Micelio
STP5907-2025Corte Suprema de Justicia · Sala Tutelas2025

Magistrado ponente: José Joaquín Urbano Martínez

Decreto 1069 de 2015Decreto 2591 de 1991Decreto 333 de 2021Ley 906 de 2044

Tutela de segunda instancia   Radicado 143.849 CUI 11001220400020250043201 Carlos Alberto Iregui Moreno  SALA DE DECISIÓN DE TUTELAS No. 2 JOSÉ JOAQUÍN URBANO MARTÍNEZ Magistrado ponente STP5907-2025 Tutela de 2.a instancia N.o 143.849 Acta No. 073 Bogotá, D. C., primero (1°) de abril de dos mil veinticinco (2025). I. MOTIVO DE LA DECISIÓN La Sala resuelve la impugnación presentada por Carlos Alberto Iregui Moreno, mediante apoderado, en contra de la sentencia de tutela proferida, el 20 de febrero de 2025, por la Sala Penal del Tribunal Superior de Bogotá. II.

ANTECEDENTES 1. La demanda. Carlos Alberto Iregui Moreno aseguró que, el 21 de noviembre de 2022, instauró una denuncia por el delito de estafa agravada. La investigación correspondió a la Fiscalía 407 Seccional de Bogotá, bajo el radicado Nro. 110016000050-2022-46938. Desde entonces han transcurrido dos años sin que la autoridad accionada tome una decisión de fondo en la etapa de indagación. Esto, aunque logró identificar e individualizar al posible responsable de la conducta.

Por estos motivos, instauró acción de tutela contra la Fiscalía 407 Seccional de Bogotá, por la posible vulneración de sus derechos fundamentales al debido proceso y al acceso a la administración de justicia. Pidió a la Corte ordenarle resolver el asunto en un término perentorio. 2. Trámite de la acción. El 7 de febrero de 2025, la Sala admitió la acción y corrió traslado de la tutela a la Fiscalía 407 Seccional de Bogotá. 3.

La respuesta. La autoridad accionada informó que, el 10 de enero d e 2025, le asignaron el proceso Nro. 110016000050-2022-46938, el cual está activo y en etapa de indagación. Expuso que la tardanza por tramitar el asunto obedece a la alta carga laboral del despacho. Con todo, aseguró que no existe « inactividad procesal», ya que para esclarecer los hechos cuenta con dos informes de investigador de campo y 74 « registros» de actuación. 4.

La sentencia recurrida. El 20 de febrero de 2025, la Sala Penal del Tribunal sostuvo que la autoridad accionada mostró diligencia para tramitar la investigación, al expedir órdenes a policía judicial. De otra parte, destacó que ese despacho presenta un exceso de carga laboral, por la redistribución de procesos dispuesta por la Dirección Seccional de Fiscalías.

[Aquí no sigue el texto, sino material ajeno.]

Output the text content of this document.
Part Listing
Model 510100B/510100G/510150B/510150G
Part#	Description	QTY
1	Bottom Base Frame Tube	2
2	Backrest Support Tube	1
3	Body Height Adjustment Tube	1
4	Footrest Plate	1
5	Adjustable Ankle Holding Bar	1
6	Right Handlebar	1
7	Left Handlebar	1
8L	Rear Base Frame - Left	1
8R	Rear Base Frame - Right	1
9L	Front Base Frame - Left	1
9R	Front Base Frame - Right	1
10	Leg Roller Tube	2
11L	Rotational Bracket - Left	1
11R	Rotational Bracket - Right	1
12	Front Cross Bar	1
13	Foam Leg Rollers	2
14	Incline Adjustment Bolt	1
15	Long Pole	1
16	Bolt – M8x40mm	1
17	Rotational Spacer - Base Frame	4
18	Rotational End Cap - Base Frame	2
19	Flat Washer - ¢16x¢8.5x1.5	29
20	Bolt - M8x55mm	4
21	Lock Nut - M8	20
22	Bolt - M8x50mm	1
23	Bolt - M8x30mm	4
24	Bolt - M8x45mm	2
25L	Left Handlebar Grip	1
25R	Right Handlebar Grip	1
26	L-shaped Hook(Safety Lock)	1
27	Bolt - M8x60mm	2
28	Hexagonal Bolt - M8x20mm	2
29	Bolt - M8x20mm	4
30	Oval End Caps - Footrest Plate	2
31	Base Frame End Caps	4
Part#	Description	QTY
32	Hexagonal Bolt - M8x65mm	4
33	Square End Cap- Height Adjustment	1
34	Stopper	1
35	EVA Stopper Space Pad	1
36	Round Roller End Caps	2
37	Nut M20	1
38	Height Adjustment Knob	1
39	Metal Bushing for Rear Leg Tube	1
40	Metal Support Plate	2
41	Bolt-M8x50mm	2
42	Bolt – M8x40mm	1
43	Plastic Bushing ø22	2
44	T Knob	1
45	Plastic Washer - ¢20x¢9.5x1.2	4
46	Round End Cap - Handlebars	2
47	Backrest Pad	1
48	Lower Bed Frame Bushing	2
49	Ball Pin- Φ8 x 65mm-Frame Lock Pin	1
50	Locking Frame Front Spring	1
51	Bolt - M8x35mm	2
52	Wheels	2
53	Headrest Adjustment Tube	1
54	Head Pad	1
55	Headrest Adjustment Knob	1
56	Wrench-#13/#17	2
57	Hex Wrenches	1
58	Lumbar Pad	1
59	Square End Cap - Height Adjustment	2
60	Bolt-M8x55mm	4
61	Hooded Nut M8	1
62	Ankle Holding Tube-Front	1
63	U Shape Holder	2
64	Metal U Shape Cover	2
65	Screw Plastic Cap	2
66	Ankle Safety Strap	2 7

En ese orden, concluyó que no se estructura una mora judicial injustificada. Por lo tanto, negó la acción de tutela. 5. La impugnación. Carlos Alberto Iregui Moreno reprochó la tardanza en resolver la etapa de indagación. Aseveró que la primera instancia no consideró la « realidad» del proceso, ya que, solo con la presentación de la acción de tutela, la Fiscalía Gen eral de la Nación remitió la carpeta al despacho correspondiente.

También, cuestionó que han pasado más de dos años desde cuando presentó la denuncia sin que la autoridad accionada adelante « mayor» actividad investigativa. Por lo tanto, afirmó que la vulneración de sus derechos persiste y reiteró sus pretensiones. III. CONSIDERACIONES 1. Competencia. De acuerdo con el numeral 5º del artículo 2.2.3.1.2.1. del Decreto 1069 de 2015, modificado por el artículo 1º del Decreto 333 de 2021, la Sala es competente para resolver este asunto en primera instancia, por cuanto el procedimiento involucra a un tribunal superior de distrito judicial. 2.

La acción de tutela. El artículo 86 de la Constitución Política establece que toda persona podrá acudir a este mecanismo para demandar ante los jueces la protección inmediata de sus derechos fundamentales, cuando ellos sean vulnerados por la acción u omisión de las autoridades o de los particulares, en los casos que determine la ley. El amparo solo procede cuando el interesado no disponga de otro medio de defensa judicial, a menos que lo promueva transitoriamente para evitar un perjuicio irremediable. 3.

La mora judicial. La Corte resalta que las autoridades tienen el deber de adelantar y resolver las actuaciones a su cargo de forma diligente y oportuna. Ello porque de prese ntarse una dilación injustificada o la inobservancia de los términos judiciales, afectan los derechos fundamentales al debido proceso y al acceso a la administración de justicia de sus usuarios.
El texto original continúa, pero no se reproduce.